A faint light began to rise from the void beneath her feet, curling like mist around her ankles. Her translucent body flickered, each pulse slower than the last. Azeriel reached out, his expression fracturing between love and despair.

"I want to hold you longer," he said, his tone raw, almost breaking. "But if I do, you will fade. You must return to your vessel before your soul forgets where it belongs."

Illyria shook her head, tears slipping silently through her fading cheeks. "There's still so much I need to ask—"

"Then ask me when you're awake," he said. "You still have time. Two years. Two years to live, to hate me, to forgive me, or to curse me — whatever you choose. But now… go."

He raised his hand. The void rippled, and the black expanse behind him bloomed into a storm of light. The wind roared like waves breaking upon forgotten shores.

For a single moment, she saw his expression clearly — sorrow carved deep, as though he'd rehearsed this goodbye a thousand times across eternity. Then the light swallowed her.

"Live," his voice echoed as her vision blurred, "even if it's not for me."

Illyria's world collapsed inward — her body spun, her consciousness stretching between shadow and flame. The next instant, she gasped awake, her chest heaving, the soft hum of the dream-space surrounding her. Her fingers twitched; her pulse returned.

And somewhere far away, in the dark where gods dwell, Azeriel's voice faded to nothing.

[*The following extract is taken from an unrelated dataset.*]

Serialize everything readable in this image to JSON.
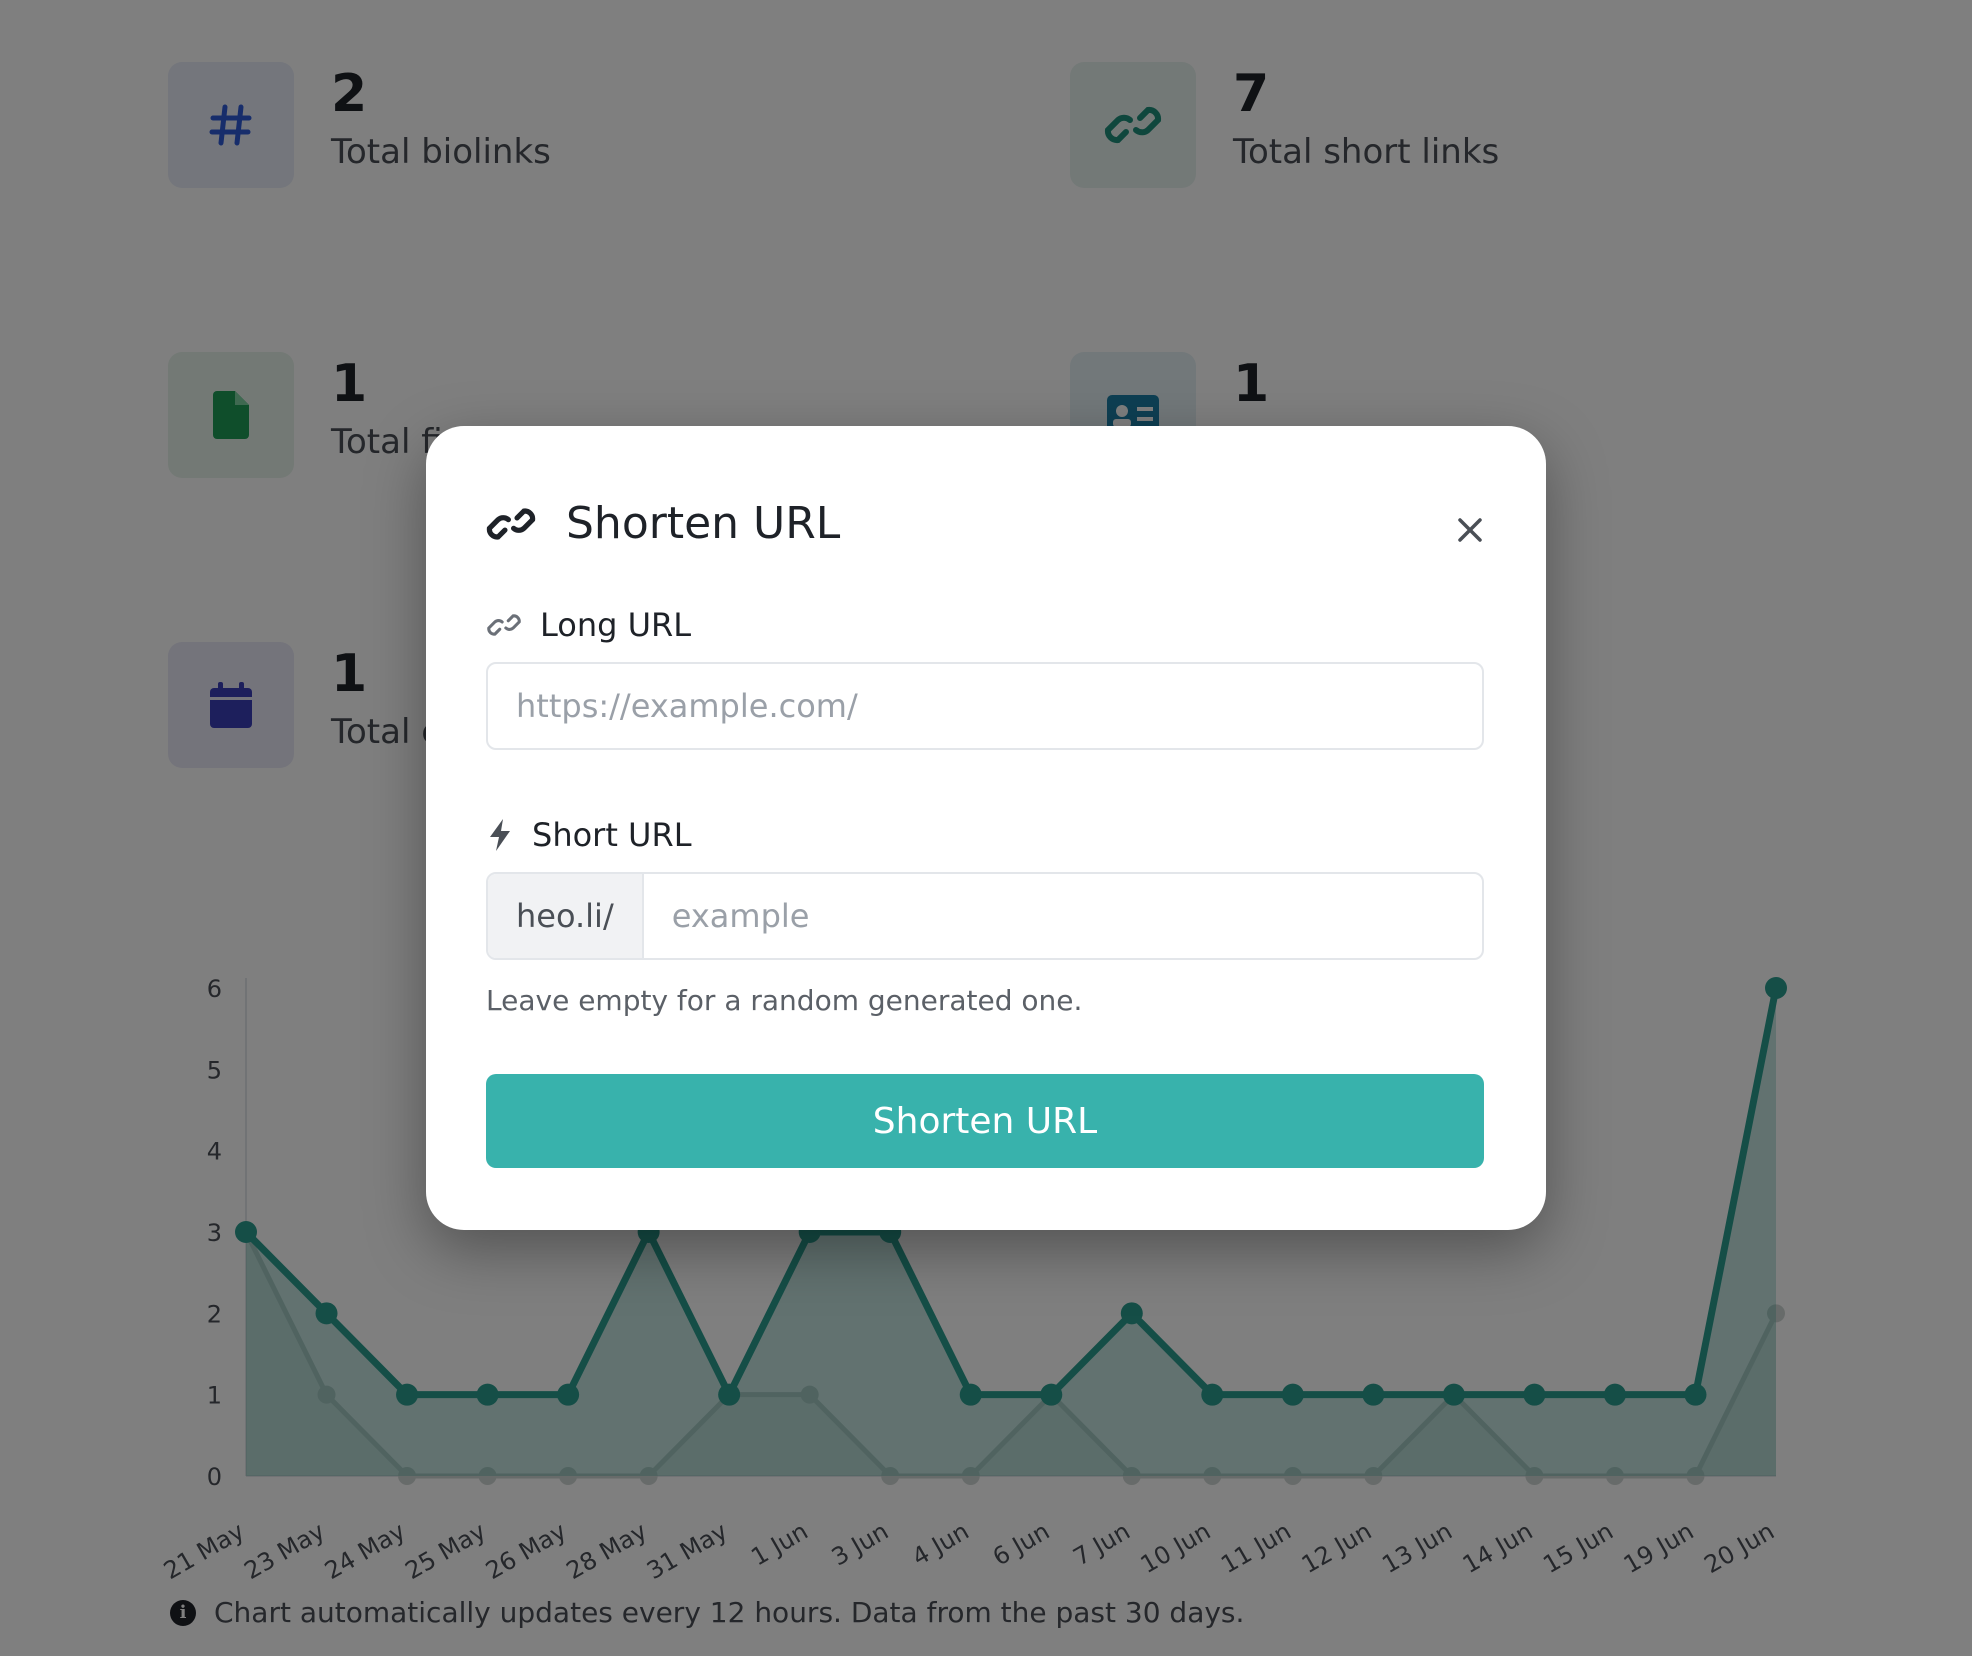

The last thing she saw was his eyes — weary but full of love — watching her as she vanished.

---

When she opened her eyes, she was lying once more in the dream space — the fractured mirror of her mind.

The chains that once bound her were gone.

In her hand, the wand pulsed faintly.

And beside her, Velis curled up, breathing softly.

Illyria sat up, the faint taste of tears still on her lips. She looked up — and through the cracks in the dream sky, she saw distant golden feathers drifting down.

She whispered, "Father…"

But no one answered.

Only the silence of dreams — and the faint heartbeat of a god who once loved her too much to save her.